For a man who wears his heart on his shoulder - a tattoo, declaring "100 per cent Blade", the nickname for his beloved Sheffield United - he could just be in the best place. He's proud of what he is: a one-time welder who at 20 made it to Rada and progressed, through theatre - he played Romeo for Michael Bogdanov at the RSC - to being a big-earning, well-known actor. "It has been a volatile life, some good times and bad times," he shrugs. "My twenties were full of excitement, my thirties were all about consolidating, and now I have to look at things in a new light. Before Essex Boys and The Lord of the Rings, the stuff I was offered was not good and I suddenly realised I had to be careful." It will be another 18 months before Bean finds out, along with everyone involved, whether the biggest gamble in film history has paid dividends. In the meantime, he insists: "It's definitely worth the risk."
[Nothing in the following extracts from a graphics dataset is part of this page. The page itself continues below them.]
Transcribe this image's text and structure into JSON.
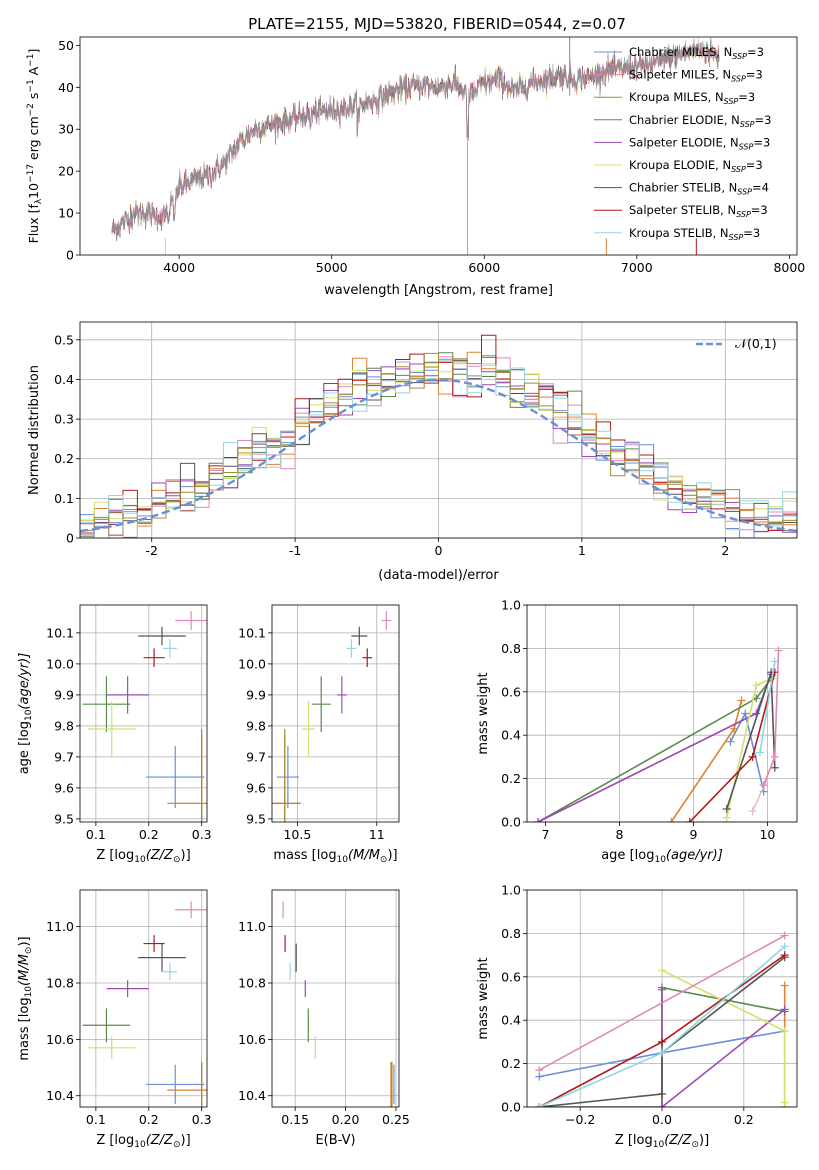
{
  "figure": {
    "title": "PLATE=2155, MJD=53820, FIBERID=0544, z=0.07"
  },
  "chart_data": [
    {
      "id": "spectrum",
      "type": "line",
      "xlabel": "wavelength [Angstrom, rest frame]",
      "ylabel_parts": [
        "Flux [f",
        "λ",
        "10",
        "−17",
        " erg cm",
        "−2",
        " s",
        "−1",
        " A",
        "−1",
        "]"
      ],
      "xlim": [
        3350,
        8050
      ],
      "ylim": [
        0,
        52
      ],
      "xticks": [
        4000,
        5000,
        6000,
        7000,
        8000
      ],
      "yticks": [
        0,
        10,
        20,
        30,
        40,
        50
      ],
      "grid": false,
      "legend_position": "top-right",
      "continuum": {
        "x": [
          3560,
          3650,
          3700,
          3800,
          3900,
          3950,
          4000,
          4100,
          4200,
          4300,
          4400,
          4500,
          4600,
          4700,
          4800,
          4900,
          5000,
          5100,
          5200,
          5300,
          5400,
          5500,
          5600,
          5700,
          5800,
          5900,
          6000,
          6100,
          6200,
          6300,
          6400,
          6500,
          6600,
          6700,
          6800,
          6900,
          7000,
          7100,
          7200,
          7300,
          7400,
          7500,
          7540
        ],
        "y": [
          6,
          8,
          10,
          10,
          9,
          13,
          16,
          18,
          19,
          22,
          27,
          30,
          31,
          32,
          33,
          34,
          34.5,
          35,
          36,
          37,
          39,
          40,
          40.5,
          40,
          41,
          38,
          41,
          42,
          39,
          41,
          42,
          43,
          42,
          42.5,
          44,
          44.5,
          45,
          45.5,
          47,
          48,
          49,
          48,
          47
        ]
      },
      "legend": [
        {
          "base": "Chabrier MILES, N",
          "sub": "SSP",
          "tail": "=3"
        },
        {
          "base": "Salpeter MILES, N",
          "sub": "SSP",
          "tail": "=3"
        },
        {
          "base": "Kroupa MILES, N",
          "sub": "SSP",
          "tail": "=3"
        },
        {
          "base": "Chabrier ELODIE, N",
          "sub": "SSP",
          "tail": "=3"
        },
        {
          "base": "Salpeter ELODIE, N",
          "sub": "SSP",
          "tail": "=3"
        },
        {
          "base": "Kroupa ELODIE, N",
          "sub": "SSP",
          "tail": "=3"
        },
        {
          "base": "Chabrier STELIB, N",
          "sub": "SSP",
          "tail": "=4"
        },
        {
          "base": "Salpeter STELIB, N",
          "sub": "SSP",
          "tail": "=3"
        },
        {
          "base": "Kroupa STELIB, N",
          "sub": "SSP",
          "tail": "=3"
        }
      ]
    },
    {
      "id": "residuals",
      "type": "histogram",
      "xlabel": "(data-model)/error",
      "ylabel": "Normed distribution",
      "xlim": [
        -2.5,
        2.5
      ],
      "ylim": [
        0,
        0.545
      ],
      "xticks": [
        -2,
        -1,
        0,
        1,
        2
      ],
      "yticks": [
        0.0,
        0.1,
        0.2,
        0.3,
        0.4,
        0.5
      ],
      "grid": true,
      "legend_position": "top-right",
      "reference_curve": "standard normal",
      "reference_label": "𝒩(0,1)",
      "bins": 50
    },
    {
      "id": "age_vs_Z",
      "type": "scatter",
      "xlabel_main": "Z [log",
      "xlabel_sub": "10",
      "xlabel_tail": "(Z/Z",
      "xlabel_solar": "⊙",
      "xlabel_end": ")]",
      "ylabel_main": "age  [log",
      "ylabel_sub": "10",
      "ylabel_tail": "(age/yr)]",
      "xlim": [
        0.07,
        0.31
      ],
      "ylim": [
        9.49,
        10.19
      ],
      "xticks": [
        0.1,
        0.2,
        0.3
      ],
      "yticks": [
        9.5,
        9.6,
        9.7,
        9.8,
        9.9,
        10.0,
        10.1
      ],
      "grid": true
    },
    {
      "id": "age_vs_mass",
      "type": "scatter",
      "xlabel_main": "mass [log",
      "xlabel_sub": "10",
      "xlabel_tail": "(M/M",
      "xlabel_solar": "⊙",
      "xlabel_end": ")]",
      "xlim": [
        10.34,
        11.14
      ],
      "ylim": [
        9.49,
        10.19
      ],
      "xticks": [
        10.5,
        11.0
      ],
      "yticks": [
        9.5,
        9.6,
        9.7,
        9.8,
        9.9,
        10.0,
        10.1
      ],
      "grid": true
    },
    {
      "id": "weight_vs_age",
      "type": "line",
      "xlabel_main": "age  [log",
      "xlabel_sub": "10",
      "xlabel_tail": "(age/yr)]",
      "ylabel": "mass weight",
      "xlim": [
        6.75,
        10.4
      ],
      "ylim": [
        0,
        1
      ],
      "xticks": [
        7,
        8,
        9,
        10
      ],
      "yticks": [
        0.0,
        0.2,
        0.4,
        0.6,
        0.8,
        1.0
      ],
      "grid": true,
      "series": [
        {
          "color": "#6a8fd8",
          "x": [
            9.5,
            9.7,
            9.95
          ],
          "y": [
            0.37,
            0.5,
            0.14
          ]
        },
        {
          "color": "#e0812f",
          "x": [
            8.7,
            9.55,
            9.65
          ],
          "y": [
            0.0,
            0.43,
            0.56
          ]
        },
        {
          "color": "#e8b8c8",
          "x": [
            9.8,
            10.0
          ],
          "y": [
            0.05,
            0.2
          ]
        },
        {
          "color": "#5a8a4a",
          "x": [
            6.9,
            9.85,
            10.05
          ],
          "y": [
            0.0,
            0.57,
            0.66
          ]
        },
        {
          "color": "#9b4ab3",
          "x": [
            6.9,
            9.85,
            10.05
          ],
          "y": [
            0.0,
            0.5,
            0.68
          ]
        },
        {
          "color": "#d4e06a",
          "x": [
            9.45,
            9.85,
            10.05
          ],
          "y": [
            0.02,
            0.63,
            0.66
          ]
        },
        {
          "color": "#555555",
          "x": [
            9.45,
            10.05,
            10.1
          ],
          "y": [
            0.06,
            0.69,
            0.25
          ]
        },
        {
          "color": "#b01a1a",
          "x": [
            8.95,
            9.8,
            10.1
          ],
          "y": [
            0.0,
            0.3,
            0.69
          ]
        },
        {
          "color": "#8fd8e0",
          "x": [
            9.9,
            10.1
          ],
          "y": [
            0.32,
            0.74
          ]
        },
        {
          "color": "#e088b8",
          "x": [
            9.95,
            10.1,
            10.15
          ],
          "y": [
            0.17,
            0.3,
            0.79
          ]
        }
      ]
    },
    {
      "id": "mass_vs_Z",
      "type": "scatter",
      "xlabel_main": "Z [log",
      "xlabel_sub": "10",
      "xlabel_tail": "(Z/Z",
      "xlabel_solar": "⊙",
      "xlabel_end": ")]",
      "ylabel_main": "mass [log",
      "ylabel_sub": "10",
      "ylabel_tail": "(M/M",
      "ylabel_solar": "⊙",
      "ylabel_end": ")]",
      "xlim": [
        0.07,
        0.31
      ],
      "ylim": [
        10.36,
        11.13
      ],
      "xticks": [
        0.1,
        0.2,
        0.3
      ],
      "yticks": [
        10.4,
        10.6,
        10.8,
        11.0
      ],
      "grid": true
    },
    {
      "id": "mass_vs_EBV",
      "type": "scatter",
      "xlabel": "E(B-V)",
      "xlim": [
        0.127,
        0.253
      ],
      "ylim": [
        10.36,
        11.13
      ],
      "xticks": [
        0.15,
        0.2,
        0.25
      ],
      "xtick_labels": [
        "0.15",
        "0.20",
        "0.25"
      ],
      "yticks": [
        10.4,
        10.6,
        10.8,
        11.0
      ],
      "grid": true
    },
    {
      "id": "weight_vs_Z",
      "type": "line",
      "xlabel_main": "Z [log",
      "xlabel_sub": "10",
      "xlabel_tail": "(Z/Z",
      "xlabel_solar": "⊙",
      "xlabel_end": ")]",
      "ylabel": "mass weight",
      "xlim": [
        -0.33,
        0.33
      ],
      "ylim": [
        0,
        1
      ],
      "xticks": [
        -0.2,
        0.0,
        0.2
      ],
      "xtick_labels": [
        "−0.2",
        "0.0",
        "0.2"
      ],
      "yticks": [
        0.0,
        0.2,
        0.4,
        0.6,
        0.8,
        1.0
      ],
      "grid": true,
      "series": [
        {
          "color": "#6a8fd8",
          "x": [
            -0.3,
            0.0,
            0.3
          ],
          "y": [
            0.14,
            0.25,
            0.35
          ]
        },
        {
          "color": "#e0812f",
          "x": [
            0.3,
            0.3
          ],
          "y": [
            0.0,
            0.56
          ]
        },
        {
          "color": "#5a8a4a",
          "x": [
            -0.3,
            0.0,
            0.0,
            0.3
          ],
          "y": [
            0.0,
            0.0,
            0.55,
            0.44
          ]
        },
        {
          "color": "#9b4ab3",
          "x": [
            0.0,
            0.0,
            0.3
          ],
          "y": [
            0.54,
            0.0,
            0.45
          ]
        },
        {
          "color": "#d4e06a",
          "x": [
            0.0,
            0.3,
            0.3
          ],
          "y": [
            0.63,
            0.35,
            0.02
          ]
        },
        {
          "color": "#555555",
          "x": [
            -0.3,
            0.0,
            0.0,
            0.3
          ],
          "y": [
            0.0,
            0.06,
            0.25,
            0.69
          ]
        },
        {
          "color": "#b01a1a",
          "x": [
            -0.3,
            0.0,
            0.3
          ],
          "y": [
            0.0,
            0.3,
            0.7
          ]
        },
        {
          "color": "#8fd8e0",
          "x": [
            -0.3,
            0.0,
            0.3
          ],
          "y": [
            0.0,
            0.25,
            0.74
          ]
        },
        {
          "color": "#e088b8",
          "x": [
            -0.3,
            0.3
          ],
          "y": [
            0.17,
            0.79
          ]
        }
      ]
    }
  ],
  "point_estimates": [
    {
      "color": "#6a8fd8",
      "Z": 0.25,
      "Zerr": 0.055,
      "age": 9.635,
      "ageErr": 0.1,
      "mass": 10.44,
      "massErr": 0.07,
      "ebv": 0.248,
      "ebvErr": 0
    },
    {
      "color": "#e0812f",
      "Z": 0.3,
      "Zerr": 0.065,
      "age": 9.55,
      "ageErr": 0.22,
      "mass": 10.42,
      "massErr": 0.1,
      "ebv": 0.245,
      "ebvErr": 0
    },
    {
      "color": "#a68a3a",
      "Z": 0.3,
      "Zerr": 0,
      "age": 9.55,
      "ageErr": 0.24,
      "mass": 10.42,
      "massErr": 0.1,
      "ebv": 0.246,
      "ebvErr": 0
    },
    {
      "color": "#5a8a4a",
      "Z": 0.12,
      "Zerr": 0.045,
      "age": 9.87,
      "ageErr": 0.09,
      "mass": 10.65,
      "massErr": 0.06,
      "ebv": 0.163,
      "ebvErr": 0
    },
    {
      "color": "#9b4ab3",
      "Z": 0.16,
      "Zerr": 0.04,
      "age": 9.9,
      "ageErr": 0.06,
      "mass": 10.78,
      "massErr": 0.03,
      "ebv": 0.16,
      "ebvErr": 0
    },
    {
      "color": "#d4e06a",
      "Z": 0.13,
      "Zerr": 0.045,
      "age": 9.79,
      "ageErr": 0.09,
      "mass": 10.57,
      "massErr": 0.04,
      "ebv": 0.17,
      "ebvErr": 0
    },
    {
      "color": "#555555",
      "Z": 0.225,
      "Zerr": 0.045,
      "age": 10.09,
      "ageErr": 0.03,
      "mass": 10.89,
      "massErr": 0.05,
      "ebv": 0.151,
      "ebvErr": 0
    },
    {
      "color": "#b01a1a",
      "Z": 0.21,
      "Zerr": 0.02,
      "age": 10.02,
      "ageErr": 0.03,
      "mass": 10.94,
      "massErr": 0.03,
      "ebv": 0.14,
      "ebvErr": 0
    },
    {
      "color": "#8fd8e0",
      "Z": 0.24,
      "Zerr": 0.013,
      "age": 10.05,
      "ageErr": 0.03,
      "mass": 10.84,
      "massErr": 0.03,
      "ebv": 0.145,
      "ebvErr": 0
    },
    {
      "color": "#e088b8",
      "Z": 0.28,
      "Zerr": 0.03,
      "age": 10.14,
      "ageErr": 0.03,
      "mass": 11.06,
      "massErr": 0.03,
      "ebv": 0.138,
      "ebvErr": 0
    }
  ],
  "colors": [
    "#6a8fd8",
    "#e0812f",
    "#a68a3a",
    "#5a8a4a",
    "#9b4ab3",
    "#d4e06a",
    "#555555",
    "#b01a1a",
    "#8fd8e0",
    "#e088b8"
  ]
}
Ring pull: how the hype has hotted up

July 3, 1998
Peter Jackson is reportedly seeking "anyone over 7ft tall and anyone
below 4ft 2in" for the cast of his live-action version of The Hobbit.
Empire

Oct 8, 1998
The former Doctor Who Tom Baker is said to have been auditioned
for the role of Gandalf.
Doctor Who Newspage

May 5, 1999
"Fan sites are predicting an appearance by Sean Connery as
Gandalf and that the films will be spoken half in English and half in
Hobbitese."
Empire

July 8, 1999
Elijah Wood wins the lead role of Frodo in all three movies.
Hollywood Reporter

July 26, 1999
Sir Ian McKellen is confirmed to play Gandalf.
Eonline

Oct 11, 1999
Shooting finally begins in Wellington, New Zealand. "My team and I
have poured our hearts into this project for the past three years, so
it's a great thrill to begin actual photography," declares Peter
Jackson.
Eonline

Oct 15, 1999
Viggo Mortensen is in final negotiations to replace Stuart Townsend
as Aragorn. Townsend leaves citing creative differences.
alt.fan.tolkien

Oct 18, 1999
Despite intense security, a New Zealand website called
TheOneRing.net releases a host of pictures taken on set.
Empire

Jan 21, 2000
TheOneRing.net is said to have been slapped with a two-year
trespassing order, preventing them from even approaching the
production site.
Ain't It Cool News

Feb 4, 2000
The troubles in East Timor play havoc with Jackson's hunt
for 15,000 mounted extras, because the bulk of the New
Zealand army has been called away. Casting agents comb
the country for extras with good riding skills.
Empire

April 10, 2000
A two-minute promotional trailer is downloaded by 1.7m
people in its first 24 hours online, an internet record
Popcorn

June 9, 2000
Marvel Enterprises' Toy Biz unit is awarded the potentially
lucrative toy license for New Line's LOTR.